К счастью, мы ехали без прицепа.

— Хуже всего у тебя получается с переключением скоростей. Сразу видно, что ты в балиллу[23] был записан.

Когда мы выезжали на хорошую дорогу, я снова садился за руль. Мило мне сказал:

— Жаль, что у тебя нет с собой гитары.

— Ну, это в другой раз.

Мы сделали остановку в Монкальво. Кругом лежал снег. Теперь я начал понимать, зачем шоферу нужны темные очки. Дорогу совсем развезло.

Мы перекусили в комнатушке, где топилась печь, потом выпили по стаканчику вина. Мило и механик рассказывали о своих бесчисленных поездках. Мило даже побывал со своим грузовиком в Риме.

— Зарабатывать-то мы зарабатываем неплохо, но отложить ни гроша ни удается, — сказал он.

Я вынул неначатую пачку сигарет и угостил их.

— А я и в Испании успел побывать, — сказал механик. — Там тоже отличные парни есть. Весь бензин ушел на то, чтобы их дома поджечь.

Мило подмигнул ему:

— И там немало наших.

Механик ответил:

— Когда не разрешают драться в помещении, выходят на улицу.

В Казале снова туман и непролазная грязь на дороге. Нам дали другую машину. Мы должны были отвезти в Турин цемент. Я хотел прогуляться немного, посмотреть город, но они предложили мне:

— Лучше пойдем погреемся.

Они знали хорошую остерию, и мы как следует там подзаправились. Потом сыграли разок в карты. Выглянуло солнце, но до чего же оно было бледное, жалкое.

Наконец мы выехали, но по дороге что-то случилось с мотором. Он начал пошаливать на полдороге к Асти.
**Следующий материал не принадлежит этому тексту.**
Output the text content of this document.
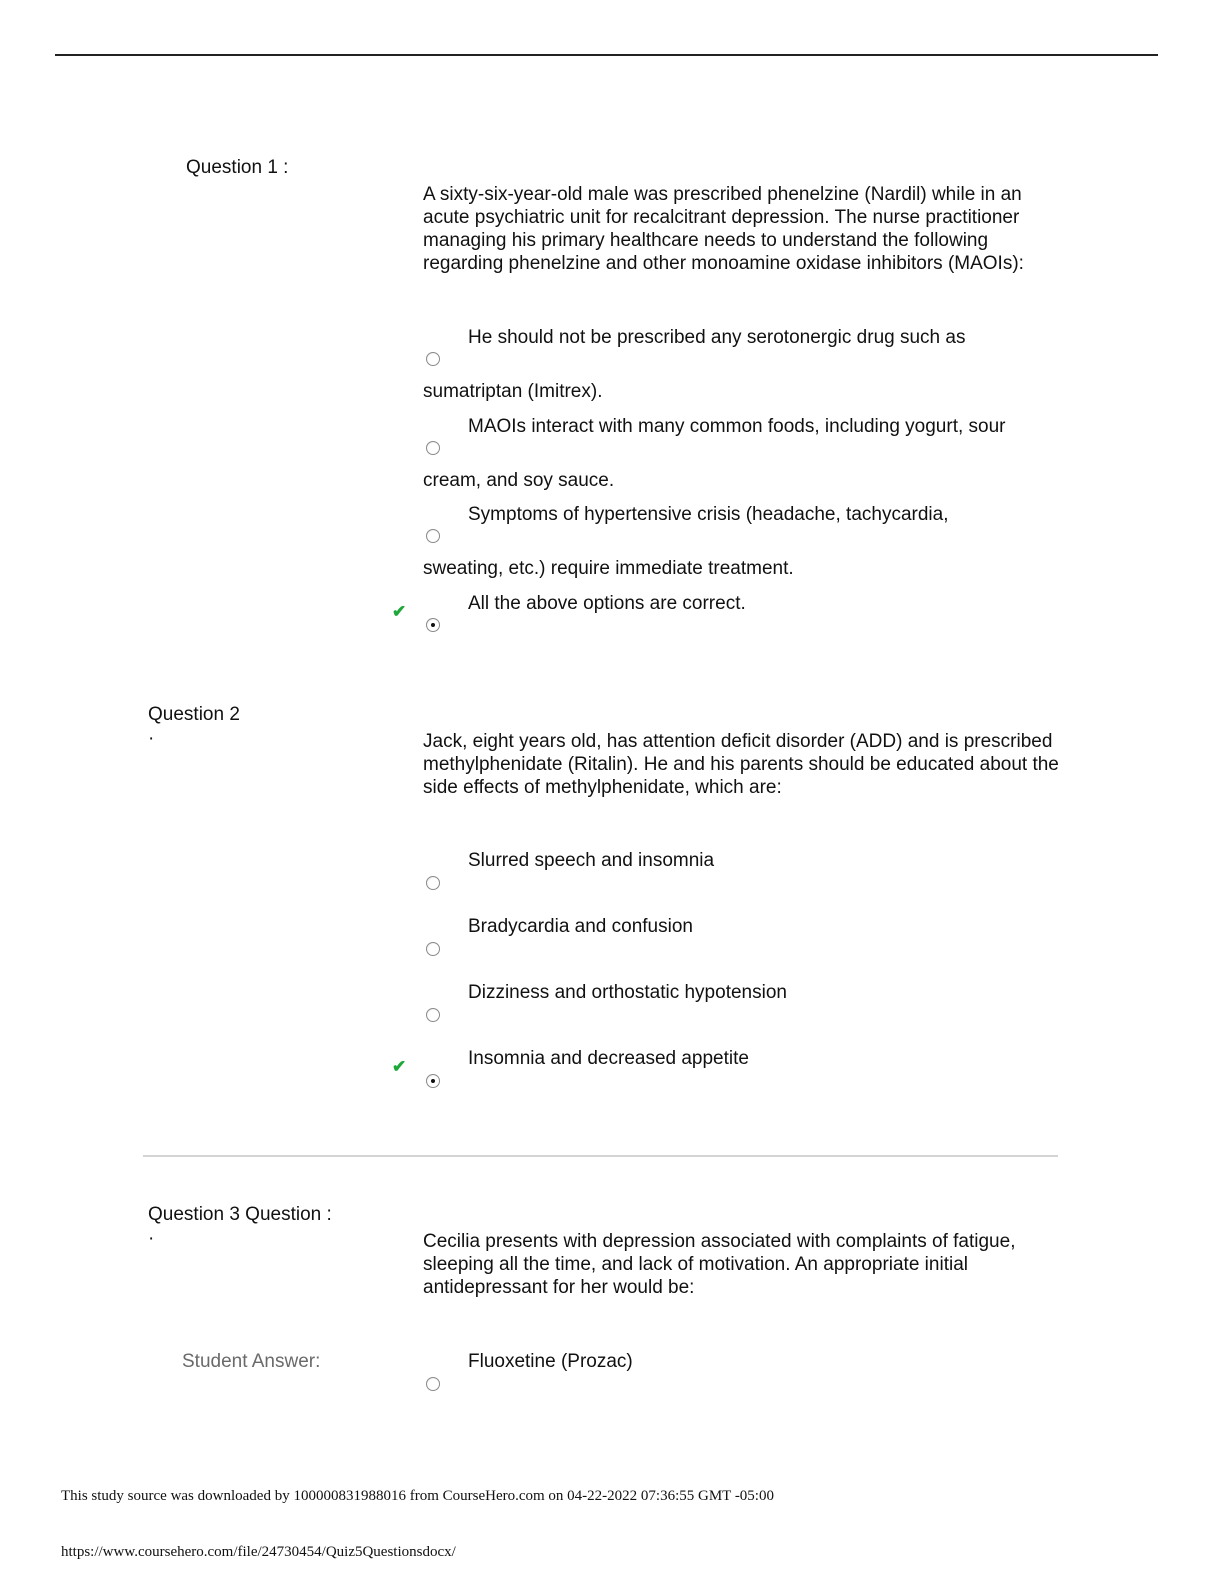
Question 1 :
A sixty-six-year-old male was prescribed phenelzine (Nardil) while in an acute psychiatric unit for recalcitrant depression. The nurse practitioner managing his primary healthcare needs to understand the following regarding phenelzine and other monoamine oxidase inhibitors (MAOIs):
He should not be prescribed any serotonergic drug such as
sumatriptan (Imitrex).
MAOIs interact with many common foods, including yogurt, sour
cream, and soy sauce.
Symptoms of hypertensive crisis (headache, tachycardia,
sweating, etc.) require immediate treatment.
✔	All the above options are correct.
Question 2
·	Jack, eight years old, has attention deficit disorder (ADD) and is prescribed methylphenidate (Ritalin). He and his parents should be educated about the side effects of methylphenidate, which are:
Slurred speech and insomnia
Bradycardia and confusion
Dizziness and orthostatic hypotension
✔	Insomnia and decreased appetite
Question 3 Question :
·	Cecilia presents with depression associated with complaints of fatigue, sleeping all the time, and lack of motivation. An appropriate initial antidepressant for her would be:
Student Answer:	Fluoxetine (Prozac)
This study source was downloaded by 100000831988016 from CourseHero.com on 04-22-2022 07:36:55 GMT -05:00
https://www.coursehero.com/file/24730454/Quiz5Questionsdocx/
Нам пришлось целый час проторчать в снегу и чинить мотор, железо обжигало руки. Меня разбирала досада: сегодня вечером я с Линдой уже по встречусь. Но вот мотор заурчал. Мы помыли руки снегом, насухо вытерли их и потащились дальше. С зажженными фарами, в сплошном тумане мы прибыли в Турин глубокой ночью. Линда ждала меня у порога дома.

После этого я некоторое время не ездил на грузовике и только ходил в мастерскую.

VIII

Линда сама рассказывала, что Лубрани увивается за ней, рассказывала с веселым смехом, и несколько раз мы вместе с ним подшучивали над этим.
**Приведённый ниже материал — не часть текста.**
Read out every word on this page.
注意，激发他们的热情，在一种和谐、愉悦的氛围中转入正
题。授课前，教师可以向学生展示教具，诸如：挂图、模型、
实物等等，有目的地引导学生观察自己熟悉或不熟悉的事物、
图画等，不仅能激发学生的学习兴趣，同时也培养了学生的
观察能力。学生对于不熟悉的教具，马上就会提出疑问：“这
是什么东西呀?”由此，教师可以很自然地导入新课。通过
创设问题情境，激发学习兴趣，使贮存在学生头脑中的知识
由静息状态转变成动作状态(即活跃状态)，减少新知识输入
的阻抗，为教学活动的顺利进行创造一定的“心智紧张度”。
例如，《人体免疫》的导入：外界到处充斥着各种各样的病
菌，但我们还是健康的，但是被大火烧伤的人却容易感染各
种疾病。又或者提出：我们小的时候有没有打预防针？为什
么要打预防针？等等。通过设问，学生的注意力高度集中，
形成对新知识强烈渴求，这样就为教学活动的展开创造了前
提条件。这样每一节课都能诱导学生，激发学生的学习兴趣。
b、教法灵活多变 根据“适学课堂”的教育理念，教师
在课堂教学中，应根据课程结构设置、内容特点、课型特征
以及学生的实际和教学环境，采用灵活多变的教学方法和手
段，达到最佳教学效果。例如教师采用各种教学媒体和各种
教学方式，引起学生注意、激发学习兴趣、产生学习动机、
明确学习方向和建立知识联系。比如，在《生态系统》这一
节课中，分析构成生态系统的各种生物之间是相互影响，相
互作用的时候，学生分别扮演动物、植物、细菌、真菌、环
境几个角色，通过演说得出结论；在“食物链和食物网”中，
— Самое смешное, — говорил Лубрани, — что живем мы в двух шагах друг от друга, но до сих пор даже не подозревали об этом.

— Надо Пабло благодарить, что теперь узнали, — смеялась Линда.

Лубрани всегда выглядел элегантно. Ему перевалило за пятьдесят, он любил вкусно поесть и выпить, и, если бы не делал массажа, не одевался бы так хорошо, не был бы надушен, его можно было бы принять за толстого старого носильщика.

— Ходите почаще в турецкую баню, — поучал он, — главное — попариться, открыть поры, чтобы тело дышало.

Однажды ночью я спросил у Линды, видела ли она его в трусиках.

— Нравится он тебе? Должно быть, он оброс волосами до самой шеи.

— Бедняжка Лубрани, — сказала Линда, — а может, он розовый и гладкий, как младенец.

Она мне часто говорила, что, хоть Лубрани и богат, он все же несчастлив.

— Клари его бросила. Уговорила записать на ее имя театр, а потом взяла и ушла от него. Надо было видеть его в то время. Когда он встречает кого-нибудь из нас, из тех, кого знал еще детьми, он бежит за нами, как собачонка. Он хороший. И много работает. Все только и знают, что клянчат у него деньги, а он работает.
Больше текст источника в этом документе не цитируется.